The GEDCOM Validator

The GEDCOM Validator

What is the Gigatrees GEDCOM Validator?

The Gigatrees GEDCOM Validator (VGedX) is a free genealogy application that can be used to validate your GEDCOM file against the GEDCOM standard. The application supports, and is compliant with, GEDCOM versions 5.5 Rev. 1 (January 2, 1996), 5.5 Rev. 2 (January 10, 1996), 5.5.1 and 5.6, as well as various file encodings and character sets (ANSI, UTF-8, UTF-16, ASCII, Extended ASCII and UNICODE). The application will generate a full and informative validation report in HTML format.

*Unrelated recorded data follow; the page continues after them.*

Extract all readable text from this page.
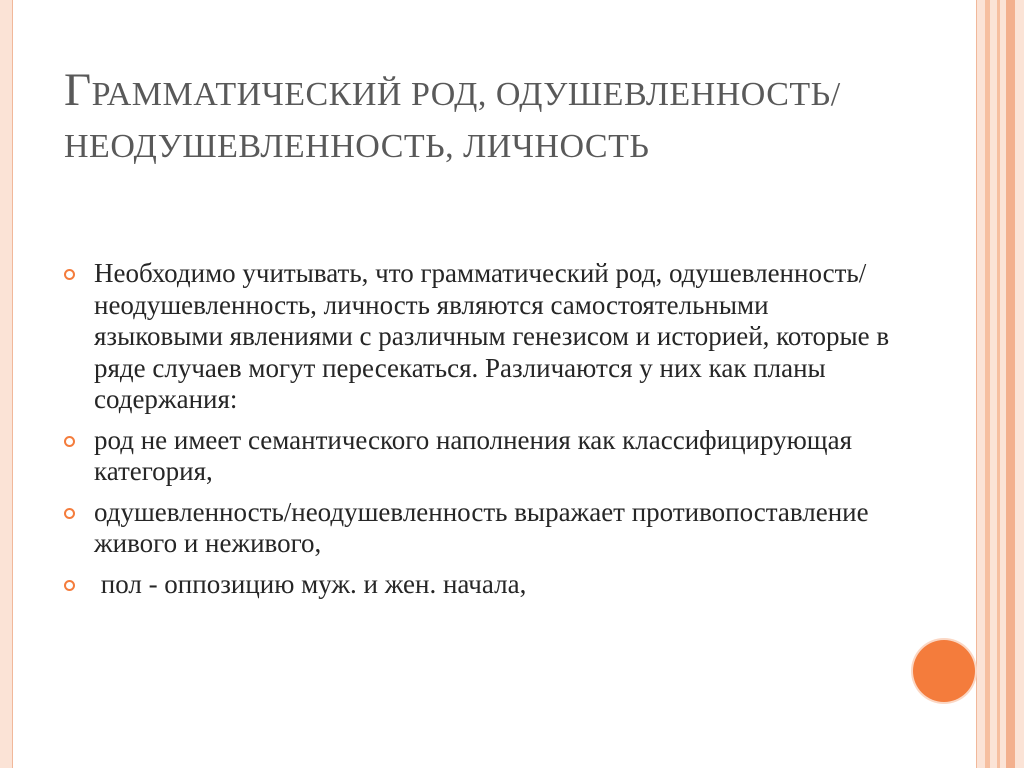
ГРАММАТИЧЕСКИЙ РОД, ОДУШЕВЛЕННОСТЬ/ НЕОДУШЕВЛЕННОСТЬ, ЛИЧНОСТЬ
Необходимо учитывать, что грамматический род, одушевленность/неодушевленность, личность являются самостоятельными языковыми явлениями с различным генезисом и историей, которые в ряде случаев могут пересекаться. Различаются у них как планы содержания:
род не имеет семантического наполнения как классифицирующая категория,
одушевленность/неодушевленность выражает противопоставление живого и неживого,
пол - оппозицию муж. и жен. начала,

If you are using , then this validator is unneccessary. Gigatrees performs complete validation using it's expanded GEDCOM dictionary, which allows for many of the non-critical errors that may be pointed out by the more compliant, but less forgiving, Gigatrees GEDCOM validator. The Gigatrees GEDCOM Validator is only needed if you are attempting to import your GEDCOM file into an application other than Gigatrees.

Screenshots

The following sample screenshots are taken from the configuration interface.
"Main Screen"
Main Screen
"File Menu"
File Menu
"Main Screen (filled in)"
Main Screen (filled in)
"Options Menu"
Options Menu
"Translation Options"
Translation Options
"Translation Options (for Dutch)"
Translation Options (for Dutch)
"Validation Options"
Validation Options
"Validation Options (with help)"
Validation Options (with help)
"Run Menu"
Run Menu
"View Menu"
View Menu
"Help Menu"
Help Menu
The following sample screenshot is taken from a sample report.
"Sample Report"
Sample Report
The following sample screenshot is taken from a sample report translated into dutch.
"Sample Report (in Dutch)"
Sample Report (in Dutch)

The Gigatrees GEDCOM Validator is useful for genealogists and family historians who export GEDCOM files from their genealogy applications with the purpose of importing those files into an application by another vendor. It is an unfortunate reality that many applications do not follow the GEDCOM standard when exporting GEDCOM files, increasing the likelihood that their GEDCOM file will not import correctly into the other vendor's application. It is also an unfortunate reality that many applications do not inform their users when discarding non-standard GEDCOM fields due to an importing error. When this happens, many users are completely unaware that their data is corrupted or lost.

The Gigatrees GEDCOM Validator generates a report showing the line number, type of error, field name heirarchy and the GEDCOM data for every issue found. It also includes GEDCOM header information with the file name, encoding and character set, GEDCOM version and reported character set, and the exporting application's vendor, name and version.

The Gigatrees GEDCOM Validator provides several configurable options for ignoring certain types of alerts and warnings (GEDCOM errors cannot be ignored). International users can also <translate> their report into a number of languages [1].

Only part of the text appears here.